University of Alabama, Birmingham (UAB) researchers told the American Society for Cell Biology (ASCB) 2011 Annual Meeting in Denver on Dec. 6 that mutations in primary cilia may scramble signaling pathways in the hypothalamus, the appetite-regulating region of the brain, and trigger chronic obesity.
Their preliminary findings suggest that mutated primary cilia are unable to dock the melanin concentrating hormone (MCH) receptor, a key control on appetite.
Levels of another appetite suppressing hormone, leptin, seems to play a secondary role in obese mice modeling a primary cilia defect, they reported.
To explore the relationship between cilia and obesity, the researchers, Nicolas Berbari, Ph.D, Bradley Yoder, Ph.D., and UAB colleagues, turned to genetically modified mice models of Bardet-Biedl syndrome (BBS), which is characterized by obesity.

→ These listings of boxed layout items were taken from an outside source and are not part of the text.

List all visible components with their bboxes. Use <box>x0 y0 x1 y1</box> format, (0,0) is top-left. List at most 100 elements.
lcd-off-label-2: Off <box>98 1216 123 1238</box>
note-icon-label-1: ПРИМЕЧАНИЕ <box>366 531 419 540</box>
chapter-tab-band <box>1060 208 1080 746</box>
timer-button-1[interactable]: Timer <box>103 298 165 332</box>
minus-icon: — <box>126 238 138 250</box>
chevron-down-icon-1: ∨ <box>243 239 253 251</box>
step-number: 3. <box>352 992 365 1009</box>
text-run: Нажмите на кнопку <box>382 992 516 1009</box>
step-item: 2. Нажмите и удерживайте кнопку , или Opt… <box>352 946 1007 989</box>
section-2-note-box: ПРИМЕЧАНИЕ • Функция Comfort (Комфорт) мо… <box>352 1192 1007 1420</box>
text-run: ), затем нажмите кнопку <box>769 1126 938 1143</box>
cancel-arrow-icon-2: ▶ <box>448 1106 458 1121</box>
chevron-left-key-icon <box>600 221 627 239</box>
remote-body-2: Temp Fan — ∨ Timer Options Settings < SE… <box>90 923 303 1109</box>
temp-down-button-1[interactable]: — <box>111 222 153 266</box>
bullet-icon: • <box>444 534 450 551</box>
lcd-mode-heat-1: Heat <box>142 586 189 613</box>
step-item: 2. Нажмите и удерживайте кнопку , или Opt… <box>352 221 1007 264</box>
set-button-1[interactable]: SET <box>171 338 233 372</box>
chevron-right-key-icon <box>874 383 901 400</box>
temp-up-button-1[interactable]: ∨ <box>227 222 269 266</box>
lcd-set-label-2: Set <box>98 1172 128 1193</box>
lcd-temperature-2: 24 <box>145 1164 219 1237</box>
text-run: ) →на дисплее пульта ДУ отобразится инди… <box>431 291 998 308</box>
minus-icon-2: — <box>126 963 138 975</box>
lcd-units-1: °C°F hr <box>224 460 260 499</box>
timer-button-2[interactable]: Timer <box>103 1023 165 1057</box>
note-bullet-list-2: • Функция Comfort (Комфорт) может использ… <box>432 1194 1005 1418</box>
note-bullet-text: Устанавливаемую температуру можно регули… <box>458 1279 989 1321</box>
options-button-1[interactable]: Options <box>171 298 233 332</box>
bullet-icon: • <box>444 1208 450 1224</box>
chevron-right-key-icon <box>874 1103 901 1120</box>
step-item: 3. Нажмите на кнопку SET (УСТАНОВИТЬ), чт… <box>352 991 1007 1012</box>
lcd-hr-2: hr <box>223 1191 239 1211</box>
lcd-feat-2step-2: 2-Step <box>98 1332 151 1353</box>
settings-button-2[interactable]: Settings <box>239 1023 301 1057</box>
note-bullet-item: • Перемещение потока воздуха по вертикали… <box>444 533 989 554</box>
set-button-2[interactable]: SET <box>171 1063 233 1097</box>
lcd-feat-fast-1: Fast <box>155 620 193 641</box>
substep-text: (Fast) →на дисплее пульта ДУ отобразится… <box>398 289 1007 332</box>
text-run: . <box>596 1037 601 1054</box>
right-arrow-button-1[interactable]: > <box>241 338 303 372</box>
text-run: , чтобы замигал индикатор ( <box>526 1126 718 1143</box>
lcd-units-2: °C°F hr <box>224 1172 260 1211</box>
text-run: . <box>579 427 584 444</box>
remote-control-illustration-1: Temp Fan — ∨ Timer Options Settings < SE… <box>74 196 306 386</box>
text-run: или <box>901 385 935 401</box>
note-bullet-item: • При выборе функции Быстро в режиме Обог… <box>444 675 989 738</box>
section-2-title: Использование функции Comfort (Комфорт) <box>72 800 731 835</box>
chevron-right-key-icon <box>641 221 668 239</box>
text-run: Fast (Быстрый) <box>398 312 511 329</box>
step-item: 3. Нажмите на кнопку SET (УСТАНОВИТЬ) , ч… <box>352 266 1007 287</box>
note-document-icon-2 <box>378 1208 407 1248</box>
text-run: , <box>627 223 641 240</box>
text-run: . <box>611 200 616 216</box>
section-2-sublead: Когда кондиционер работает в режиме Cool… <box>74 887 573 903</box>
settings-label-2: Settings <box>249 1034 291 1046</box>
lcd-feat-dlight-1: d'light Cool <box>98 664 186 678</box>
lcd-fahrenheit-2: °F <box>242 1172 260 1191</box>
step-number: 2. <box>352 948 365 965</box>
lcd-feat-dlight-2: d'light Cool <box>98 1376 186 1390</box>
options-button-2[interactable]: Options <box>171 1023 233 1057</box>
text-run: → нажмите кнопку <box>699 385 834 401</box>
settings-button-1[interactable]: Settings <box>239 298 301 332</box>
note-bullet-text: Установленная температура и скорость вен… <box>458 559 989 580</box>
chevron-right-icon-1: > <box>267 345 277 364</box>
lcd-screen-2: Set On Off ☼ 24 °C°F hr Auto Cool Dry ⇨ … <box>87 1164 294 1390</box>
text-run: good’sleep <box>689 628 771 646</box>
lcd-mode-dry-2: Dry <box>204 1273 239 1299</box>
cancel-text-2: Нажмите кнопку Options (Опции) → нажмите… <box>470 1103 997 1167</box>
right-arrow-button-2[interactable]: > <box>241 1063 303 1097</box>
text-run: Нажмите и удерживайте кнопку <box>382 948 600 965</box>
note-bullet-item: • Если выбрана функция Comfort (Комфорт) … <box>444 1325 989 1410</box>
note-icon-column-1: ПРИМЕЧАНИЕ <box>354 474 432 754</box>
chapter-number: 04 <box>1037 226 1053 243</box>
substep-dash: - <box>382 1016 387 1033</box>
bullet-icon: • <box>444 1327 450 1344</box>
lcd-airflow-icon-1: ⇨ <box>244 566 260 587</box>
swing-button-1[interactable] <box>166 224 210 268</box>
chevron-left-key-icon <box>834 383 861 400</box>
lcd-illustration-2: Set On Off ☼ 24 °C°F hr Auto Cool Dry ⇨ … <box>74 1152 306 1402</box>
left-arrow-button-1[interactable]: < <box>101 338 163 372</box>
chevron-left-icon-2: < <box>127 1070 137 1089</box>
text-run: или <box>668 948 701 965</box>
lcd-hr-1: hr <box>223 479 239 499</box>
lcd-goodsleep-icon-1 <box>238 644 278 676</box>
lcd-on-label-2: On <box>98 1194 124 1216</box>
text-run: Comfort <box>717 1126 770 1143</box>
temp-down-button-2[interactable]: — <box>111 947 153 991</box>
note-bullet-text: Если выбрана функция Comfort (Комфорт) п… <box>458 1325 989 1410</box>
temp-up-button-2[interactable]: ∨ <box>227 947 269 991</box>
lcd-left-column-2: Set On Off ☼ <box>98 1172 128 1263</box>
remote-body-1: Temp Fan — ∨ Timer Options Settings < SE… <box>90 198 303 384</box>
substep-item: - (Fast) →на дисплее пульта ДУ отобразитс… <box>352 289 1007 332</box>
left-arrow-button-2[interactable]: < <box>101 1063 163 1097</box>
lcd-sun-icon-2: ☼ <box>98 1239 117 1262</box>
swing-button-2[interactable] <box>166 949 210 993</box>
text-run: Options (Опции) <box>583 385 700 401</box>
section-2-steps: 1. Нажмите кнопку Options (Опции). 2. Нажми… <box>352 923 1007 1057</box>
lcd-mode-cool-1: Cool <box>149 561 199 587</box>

A rare genetic disorder in humans, BBS is a ciliaopathy linked to defects in the proteins that function in primary cilia. Its symptoms include cystic kidneys, blindness, mental deficits, and extra toes and fingers.
Unable to regulate their feeding behavior, the BBS model mice became obese. The researchers noted that mutant mice lost leptin sensitivity when obese but saw the mice regain leptin sensitivity as their diet was restricted and their weight fell to normal levels.
These results indicated that leptin sensitivity in BBS mice models is a secondary consequence, not the cause, of the BBS animals' obesity, said Berbari.
Berbari and colleagues then turned their attention to other potential appetite regulating pathways.
In previous research in the Ohio State University lab of Kirk Mykytyn, Ph.D., Berbari had showed that the MCH receptor, another player in appetite regulation, localizes in primary cilia in normal brain cells known to regulate feeding behavior.
In normal brain cells of the hypothalamus, the MGH receptor occurs in the primary cilia. However, in the BBS mutant mice, Berbari reported that the MCH receptor was unable to enter the cilium..
The new research findings about the MCH receptor underscore the role primary cilia may play in obesity, said Berbari, who noted that unraveling the complex signaling roles of primary cilia may improve scientific understanding of other human behaviors including learning, memory, and mood.
Both Berbari's and Yoder's studies are funded by grants from the National Institutes of Health (NIH).